Just while the national news is dominated by topics that are inconsequential for many of us, so buried beneath are the parliamentary bills that could take away the right to strike as well as the right to peaceful protest.
This concentrated attack on our civil liberties moves the regime in government ever further away from democracy.
Also fading unresolved is the sheer outrage we all felt on finding out just how much raw sewage is constantly and repeatedly released into our rivers and beaches, poisoning the ecosystem and ruining our London and UK waterways. Industry and construction exacerbate this pollution and loss of biodiversity, and we find that the Commons voted out a Lords amendment to make the water companies accountable last year.
Planning permission in Camden is still not operating for the benefit of ordinary people. For instance, the proposed High Speed 2 Adelaide Road headhouse plans consultation also slipped past during the festive break.

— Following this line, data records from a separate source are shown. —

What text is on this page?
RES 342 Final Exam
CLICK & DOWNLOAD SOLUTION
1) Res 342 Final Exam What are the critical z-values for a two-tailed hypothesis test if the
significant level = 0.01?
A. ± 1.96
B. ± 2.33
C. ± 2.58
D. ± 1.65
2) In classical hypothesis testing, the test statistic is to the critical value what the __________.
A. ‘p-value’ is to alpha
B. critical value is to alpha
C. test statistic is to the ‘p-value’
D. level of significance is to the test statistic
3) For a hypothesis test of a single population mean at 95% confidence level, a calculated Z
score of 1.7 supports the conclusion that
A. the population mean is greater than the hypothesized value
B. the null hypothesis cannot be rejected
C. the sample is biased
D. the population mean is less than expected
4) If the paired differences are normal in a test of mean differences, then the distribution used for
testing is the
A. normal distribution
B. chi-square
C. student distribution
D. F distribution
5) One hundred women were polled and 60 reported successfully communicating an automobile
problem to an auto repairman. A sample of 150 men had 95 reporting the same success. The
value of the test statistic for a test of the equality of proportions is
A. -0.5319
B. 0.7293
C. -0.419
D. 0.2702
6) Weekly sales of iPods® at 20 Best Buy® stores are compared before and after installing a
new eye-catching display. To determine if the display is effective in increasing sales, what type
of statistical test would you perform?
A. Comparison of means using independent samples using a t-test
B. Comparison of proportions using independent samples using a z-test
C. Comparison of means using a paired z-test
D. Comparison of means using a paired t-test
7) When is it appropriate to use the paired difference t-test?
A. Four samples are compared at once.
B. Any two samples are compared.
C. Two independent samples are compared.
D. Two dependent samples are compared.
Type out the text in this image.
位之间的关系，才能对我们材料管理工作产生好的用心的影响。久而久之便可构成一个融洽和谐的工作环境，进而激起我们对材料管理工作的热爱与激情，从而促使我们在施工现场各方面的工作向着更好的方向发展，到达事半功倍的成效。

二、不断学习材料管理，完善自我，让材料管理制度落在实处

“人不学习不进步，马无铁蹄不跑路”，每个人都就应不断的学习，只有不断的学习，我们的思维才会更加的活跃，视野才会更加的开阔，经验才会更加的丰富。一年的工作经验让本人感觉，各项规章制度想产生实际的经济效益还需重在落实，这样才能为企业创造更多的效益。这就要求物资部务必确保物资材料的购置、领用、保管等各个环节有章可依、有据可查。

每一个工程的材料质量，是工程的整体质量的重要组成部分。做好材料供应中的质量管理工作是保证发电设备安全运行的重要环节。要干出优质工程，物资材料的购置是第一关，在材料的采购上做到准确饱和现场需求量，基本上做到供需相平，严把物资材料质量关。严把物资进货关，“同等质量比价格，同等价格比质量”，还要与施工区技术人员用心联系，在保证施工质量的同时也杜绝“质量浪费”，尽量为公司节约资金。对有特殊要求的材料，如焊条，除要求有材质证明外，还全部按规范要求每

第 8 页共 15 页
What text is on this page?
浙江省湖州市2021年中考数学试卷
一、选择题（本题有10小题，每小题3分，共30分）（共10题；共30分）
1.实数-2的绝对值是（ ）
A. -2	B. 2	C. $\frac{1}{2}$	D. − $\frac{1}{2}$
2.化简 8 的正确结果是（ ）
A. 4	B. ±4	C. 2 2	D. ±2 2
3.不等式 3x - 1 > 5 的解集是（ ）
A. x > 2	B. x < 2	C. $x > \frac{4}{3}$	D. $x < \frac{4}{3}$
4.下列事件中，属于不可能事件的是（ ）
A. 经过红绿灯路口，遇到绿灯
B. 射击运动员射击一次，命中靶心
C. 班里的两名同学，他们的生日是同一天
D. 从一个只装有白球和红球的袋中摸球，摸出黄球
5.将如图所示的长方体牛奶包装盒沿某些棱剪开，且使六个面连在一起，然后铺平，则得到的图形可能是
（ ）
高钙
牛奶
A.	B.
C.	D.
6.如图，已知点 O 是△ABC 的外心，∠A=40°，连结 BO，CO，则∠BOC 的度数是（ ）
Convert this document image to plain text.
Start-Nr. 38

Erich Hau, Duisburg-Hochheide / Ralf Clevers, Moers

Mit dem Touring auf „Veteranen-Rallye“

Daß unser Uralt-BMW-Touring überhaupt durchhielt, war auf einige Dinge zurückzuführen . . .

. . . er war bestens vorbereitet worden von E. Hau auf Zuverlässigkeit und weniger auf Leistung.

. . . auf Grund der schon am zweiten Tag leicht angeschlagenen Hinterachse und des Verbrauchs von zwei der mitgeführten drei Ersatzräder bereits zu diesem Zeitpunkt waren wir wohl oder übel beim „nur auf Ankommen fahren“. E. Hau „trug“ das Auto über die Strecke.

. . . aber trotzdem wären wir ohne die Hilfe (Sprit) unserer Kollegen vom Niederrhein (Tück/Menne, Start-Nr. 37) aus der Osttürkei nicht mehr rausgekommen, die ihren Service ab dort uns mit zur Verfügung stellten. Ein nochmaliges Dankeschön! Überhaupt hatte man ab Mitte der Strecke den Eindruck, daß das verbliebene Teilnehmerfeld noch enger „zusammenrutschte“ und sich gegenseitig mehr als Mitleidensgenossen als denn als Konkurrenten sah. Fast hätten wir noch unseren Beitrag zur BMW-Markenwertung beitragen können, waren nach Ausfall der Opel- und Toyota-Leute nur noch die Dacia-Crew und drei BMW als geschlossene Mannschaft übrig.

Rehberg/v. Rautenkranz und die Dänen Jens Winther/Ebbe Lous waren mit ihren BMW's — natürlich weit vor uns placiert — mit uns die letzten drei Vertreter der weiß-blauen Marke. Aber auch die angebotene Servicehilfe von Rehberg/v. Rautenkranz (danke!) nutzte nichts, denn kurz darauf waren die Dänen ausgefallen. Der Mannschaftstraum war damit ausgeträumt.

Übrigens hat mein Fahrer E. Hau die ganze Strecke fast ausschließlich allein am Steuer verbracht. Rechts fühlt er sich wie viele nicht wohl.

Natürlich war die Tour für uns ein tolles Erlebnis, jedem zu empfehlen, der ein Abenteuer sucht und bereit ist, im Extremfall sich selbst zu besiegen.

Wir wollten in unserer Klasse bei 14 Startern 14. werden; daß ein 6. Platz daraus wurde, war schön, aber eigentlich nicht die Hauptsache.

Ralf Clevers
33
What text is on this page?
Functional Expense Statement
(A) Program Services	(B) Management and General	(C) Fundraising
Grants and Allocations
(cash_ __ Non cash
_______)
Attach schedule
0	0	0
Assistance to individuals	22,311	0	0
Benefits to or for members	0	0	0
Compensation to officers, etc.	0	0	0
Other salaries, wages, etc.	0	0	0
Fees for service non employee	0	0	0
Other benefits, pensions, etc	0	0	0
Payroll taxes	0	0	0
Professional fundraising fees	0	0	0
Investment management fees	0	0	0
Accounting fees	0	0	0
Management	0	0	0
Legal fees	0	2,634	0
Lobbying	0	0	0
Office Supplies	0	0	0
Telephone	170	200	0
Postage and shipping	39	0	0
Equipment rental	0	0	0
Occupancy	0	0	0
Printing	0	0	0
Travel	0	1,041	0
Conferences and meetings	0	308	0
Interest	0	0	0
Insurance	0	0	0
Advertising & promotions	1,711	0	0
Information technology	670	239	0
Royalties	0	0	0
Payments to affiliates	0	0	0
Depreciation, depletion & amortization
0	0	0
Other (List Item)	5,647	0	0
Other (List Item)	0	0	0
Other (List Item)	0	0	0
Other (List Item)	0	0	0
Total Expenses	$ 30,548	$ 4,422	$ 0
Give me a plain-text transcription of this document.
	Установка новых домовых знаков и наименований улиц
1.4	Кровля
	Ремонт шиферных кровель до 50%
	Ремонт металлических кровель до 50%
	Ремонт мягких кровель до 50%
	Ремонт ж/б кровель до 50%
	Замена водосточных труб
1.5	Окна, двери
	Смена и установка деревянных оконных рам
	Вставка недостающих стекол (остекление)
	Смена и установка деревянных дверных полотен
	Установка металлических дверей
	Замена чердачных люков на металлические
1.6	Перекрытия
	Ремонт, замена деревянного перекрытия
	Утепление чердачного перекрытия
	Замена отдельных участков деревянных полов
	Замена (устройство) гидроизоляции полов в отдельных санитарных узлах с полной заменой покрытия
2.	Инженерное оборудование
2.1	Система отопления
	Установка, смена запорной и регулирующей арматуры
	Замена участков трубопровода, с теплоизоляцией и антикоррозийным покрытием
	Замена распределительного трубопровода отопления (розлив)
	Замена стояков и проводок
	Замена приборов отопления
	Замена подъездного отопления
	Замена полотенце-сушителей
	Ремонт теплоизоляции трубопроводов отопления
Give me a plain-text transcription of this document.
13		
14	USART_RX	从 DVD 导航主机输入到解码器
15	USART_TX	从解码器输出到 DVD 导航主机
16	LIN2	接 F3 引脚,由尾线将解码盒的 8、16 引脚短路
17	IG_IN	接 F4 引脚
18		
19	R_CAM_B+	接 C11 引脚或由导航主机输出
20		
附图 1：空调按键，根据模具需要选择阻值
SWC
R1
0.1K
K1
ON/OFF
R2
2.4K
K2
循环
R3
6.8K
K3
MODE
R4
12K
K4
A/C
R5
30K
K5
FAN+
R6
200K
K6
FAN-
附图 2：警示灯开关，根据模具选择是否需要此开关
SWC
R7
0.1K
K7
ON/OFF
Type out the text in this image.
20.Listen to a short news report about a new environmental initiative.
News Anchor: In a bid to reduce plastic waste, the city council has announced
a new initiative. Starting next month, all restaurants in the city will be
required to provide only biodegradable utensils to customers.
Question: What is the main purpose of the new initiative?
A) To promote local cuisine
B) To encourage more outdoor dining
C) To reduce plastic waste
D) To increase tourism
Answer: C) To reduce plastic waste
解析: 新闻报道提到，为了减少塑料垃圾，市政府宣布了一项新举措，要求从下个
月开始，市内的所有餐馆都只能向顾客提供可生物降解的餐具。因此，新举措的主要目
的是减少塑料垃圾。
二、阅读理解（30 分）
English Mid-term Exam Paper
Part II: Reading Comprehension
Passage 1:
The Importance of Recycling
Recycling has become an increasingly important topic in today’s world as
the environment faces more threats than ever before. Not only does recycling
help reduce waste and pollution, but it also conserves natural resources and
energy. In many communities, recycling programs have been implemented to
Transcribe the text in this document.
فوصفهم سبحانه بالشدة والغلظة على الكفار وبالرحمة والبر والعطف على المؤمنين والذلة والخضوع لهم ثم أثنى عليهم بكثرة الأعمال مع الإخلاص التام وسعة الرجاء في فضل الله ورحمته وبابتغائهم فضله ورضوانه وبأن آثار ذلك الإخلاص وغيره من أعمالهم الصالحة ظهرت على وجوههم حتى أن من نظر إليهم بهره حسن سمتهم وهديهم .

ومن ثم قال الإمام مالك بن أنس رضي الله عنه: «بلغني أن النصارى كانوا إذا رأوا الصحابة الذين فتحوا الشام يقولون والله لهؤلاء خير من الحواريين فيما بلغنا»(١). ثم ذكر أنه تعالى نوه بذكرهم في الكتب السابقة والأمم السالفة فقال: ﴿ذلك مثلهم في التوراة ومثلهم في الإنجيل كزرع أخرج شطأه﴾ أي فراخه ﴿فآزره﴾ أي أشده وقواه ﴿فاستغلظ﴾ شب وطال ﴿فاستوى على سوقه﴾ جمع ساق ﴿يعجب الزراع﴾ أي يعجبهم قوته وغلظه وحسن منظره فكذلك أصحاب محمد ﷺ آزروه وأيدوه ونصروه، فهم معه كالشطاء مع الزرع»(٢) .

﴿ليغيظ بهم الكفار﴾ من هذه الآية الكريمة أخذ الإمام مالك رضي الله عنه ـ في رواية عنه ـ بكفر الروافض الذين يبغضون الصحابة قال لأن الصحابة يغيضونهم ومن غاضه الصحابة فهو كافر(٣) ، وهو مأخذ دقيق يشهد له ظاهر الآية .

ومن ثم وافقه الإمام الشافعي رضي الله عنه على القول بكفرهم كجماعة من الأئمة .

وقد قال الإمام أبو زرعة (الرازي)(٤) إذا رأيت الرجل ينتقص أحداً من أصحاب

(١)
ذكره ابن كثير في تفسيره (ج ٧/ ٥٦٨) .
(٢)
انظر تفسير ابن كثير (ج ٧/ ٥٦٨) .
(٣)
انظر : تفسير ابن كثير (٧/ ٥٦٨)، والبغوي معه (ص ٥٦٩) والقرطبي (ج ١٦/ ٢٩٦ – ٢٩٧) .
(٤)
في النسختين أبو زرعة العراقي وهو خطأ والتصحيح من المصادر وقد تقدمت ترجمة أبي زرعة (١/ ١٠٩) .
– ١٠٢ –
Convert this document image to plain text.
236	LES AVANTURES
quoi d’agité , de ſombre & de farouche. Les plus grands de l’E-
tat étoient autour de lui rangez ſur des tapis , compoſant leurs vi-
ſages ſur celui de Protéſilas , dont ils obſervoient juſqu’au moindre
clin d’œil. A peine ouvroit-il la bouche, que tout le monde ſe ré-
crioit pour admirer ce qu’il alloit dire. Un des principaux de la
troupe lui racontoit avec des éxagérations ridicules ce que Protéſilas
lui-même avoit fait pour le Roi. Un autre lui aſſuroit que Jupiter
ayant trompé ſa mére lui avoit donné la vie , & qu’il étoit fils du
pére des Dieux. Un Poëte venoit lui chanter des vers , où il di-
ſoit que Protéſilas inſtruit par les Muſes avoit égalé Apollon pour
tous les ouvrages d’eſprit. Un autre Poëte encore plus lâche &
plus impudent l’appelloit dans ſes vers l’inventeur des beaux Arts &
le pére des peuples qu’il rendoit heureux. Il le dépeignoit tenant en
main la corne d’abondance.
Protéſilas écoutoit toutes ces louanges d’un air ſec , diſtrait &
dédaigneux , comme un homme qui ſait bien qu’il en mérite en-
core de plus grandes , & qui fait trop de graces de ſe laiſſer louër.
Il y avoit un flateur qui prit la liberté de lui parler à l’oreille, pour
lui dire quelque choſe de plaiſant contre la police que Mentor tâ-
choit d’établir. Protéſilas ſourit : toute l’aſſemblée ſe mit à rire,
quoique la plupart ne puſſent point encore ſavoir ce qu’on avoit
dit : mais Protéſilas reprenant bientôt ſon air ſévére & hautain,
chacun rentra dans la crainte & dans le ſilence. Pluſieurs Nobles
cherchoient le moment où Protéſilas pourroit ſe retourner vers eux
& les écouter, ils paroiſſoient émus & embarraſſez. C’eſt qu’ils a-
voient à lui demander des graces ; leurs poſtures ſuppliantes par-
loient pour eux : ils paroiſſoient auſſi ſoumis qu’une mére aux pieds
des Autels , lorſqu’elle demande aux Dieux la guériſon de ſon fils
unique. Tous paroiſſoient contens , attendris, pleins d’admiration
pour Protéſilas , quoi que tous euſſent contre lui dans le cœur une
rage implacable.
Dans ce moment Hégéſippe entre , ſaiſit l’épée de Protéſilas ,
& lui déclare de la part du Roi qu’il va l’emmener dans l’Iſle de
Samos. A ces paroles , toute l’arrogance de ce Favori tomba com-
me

Just months after renovating and retrofitting their Holmes Road depot for £8.4 million, Camden Council is proposing to demolish the building and develop the site. This proposal is harmful to the planet in terms of carbon emissions, and wasteful of public money recently spent on the depot.
We have a chance now before February 19 to impact the Euston Area Plan, which will be the framework for the Lendlease development of the area demolished by High Speed 2 Euston and for the new Euston station.
Camden’s Local Plan preliminary consultation (eustonareaplanreview.commonplace.is) on overarching planning guidance in Camden has already passed by on January 13, though you could email views on this and other local planning matters to PlanningPolicy@camden.gov.uk
The Camden Climate Action Plan lacks both quantified targets and timescales in which they must be achieved. This is made even worse by all the concrete-framed buildings currently being built all over Camden.
We know we must stop all emissions if we are to have any hope of containing global warming to 1.5 degrees, yet we just look the other way as we make the planet uninhabitable right now through rising seas, mining and debt in the global south, and through drought, famine, war and floods around the equator, and for our grandchildren, the future generations here in the UK.